Ja, ökologische Dämmstoffe können sich sehr gut für alte Häuser eignen. Holzfaser, Zellulose oder Hanf passen häufig zu diffusionsoffenen Konstruktionen und verbessern den sommerlichen Hitzeschutz. Entscheidend ist trotzdem, dass Brandschutz, Feuchteverhalten und mechanische Belastung zum Einsatzort passen.
Sollte zuerst das Dach oder die Fassade gedämmt werden?
Das hängt vom Gebäude und vom Sanierungsplan ab. Wenn das Dach undicht oder ohnehin sanierungsbedürftig ist, liegt die Dachdämmung nahe. Bei intaktem Dach kann die oberste Geschossdecke zuerst sinnvoll sein. Fassade, Fenster und Anschlüsse sollten jedoch gemeinsam gedacht werden.
Kann eine Dämmung Schimmel verursachen?
Eine fachgerecht geplante Dämmung verursacht normalerweise keinen Schimmel, sondern kann kalte Oberflächen reduzieren. Probleme entstehen, wenn Feuchtigkeit eingeschlossen wird, Wärmebrücken bleiben oder die Lüftung nicht zum dichteren Gebäude passt. Besonders nach Fenstersanierungen ist das Zusammenspiel wichtig.
Fazit: Die passende Dämmung entsteht aus dem Gebäude heraus
Welche Dämmung eignet sich für die Sanierung eines Altbaus? Die richtige Antwort entsteht aus dem vorhandenen Haus, nicht aus einer Standardtabelle. Verputzte Fassaden, historische Sichtflächen, Holzbalken, feuchte Keller und ausgebaute Dächer stellen unterschiedliche Anforderungen. Mineralwolle, Holzfaser, Zellulose, Kalziumsilikat, EPS, PIR und weitere Materialien können jeweils sinnvoll sein, wenn sie zum Bauteil passen.
Für viele Altbauten ist eine diffusionsoffene, feuchtesichere und detailgenaue Lösung besonders wichtig.
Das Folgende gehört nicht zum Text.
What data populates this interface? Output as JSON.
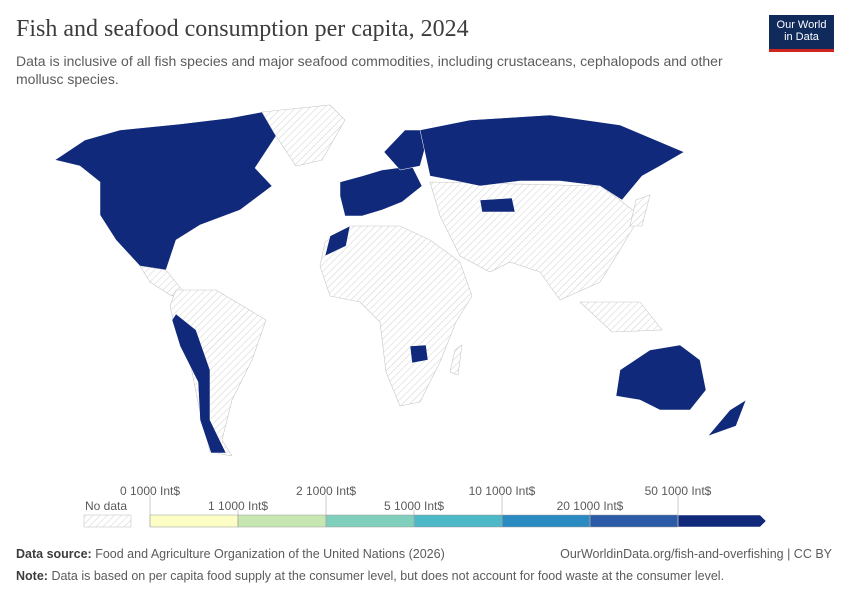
{
  "header": {
    "title": "Fish and seafood consumption per capita, 2024",
    "subtitle": "Data is inclusive of all fish species and major seafood commodities, including crustaceans, cephalopods and other mollusc species.",
    "logo": [
      "Our World",
      "in Data"
    ]
  },
  "legend": {
    "no_data": "No data",
    "bins": [
      "0 1000 Int$",
      "1 1000 Int$",
      "2 1000 Int$",
      "5 1000 Int$",
      "10 1000 Int$",
      "20 1000 Int$",
      "50 1000 Int$"
    ],
    "colors": [
      "#fdfdc6",
      "#c6e7b2",
      "#80cfbd",
      "#4cb8c8",
      "#2a8ac2",
      "#2b5ba6",
      "#10297a"
    ]
  },
  "footer": {
    "source_label": "Data source:",
    "source": "Food and Agriculture Organization of the United Nations (2026)",
    "link": "OurWorldinData.org/fish-and-overfishing | CC BY",
    "note_label": "Note:",
    "note": "Data is based on per capita food supply at the consumer level, but does not account for food waste at the consumer level."
  }
}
Aussendämmungen sind bauphysikalisch oft einfach zu beherrschen, Innendämmungen bewahren wertvolle Fassaden, verlangen aber mehr Planung. Dach- und Kellerdeckendämmungen bringen häufig spürbare Verbesserungen beim Wohnkomfort. Entscheidend bleibt: Dämmstoff, Konstruktion und Ausführung müssen gemeinsam betrachtet werden, damit der Altbau energieeffizienter, behaglicher und dauerhaft geschützt bleibt.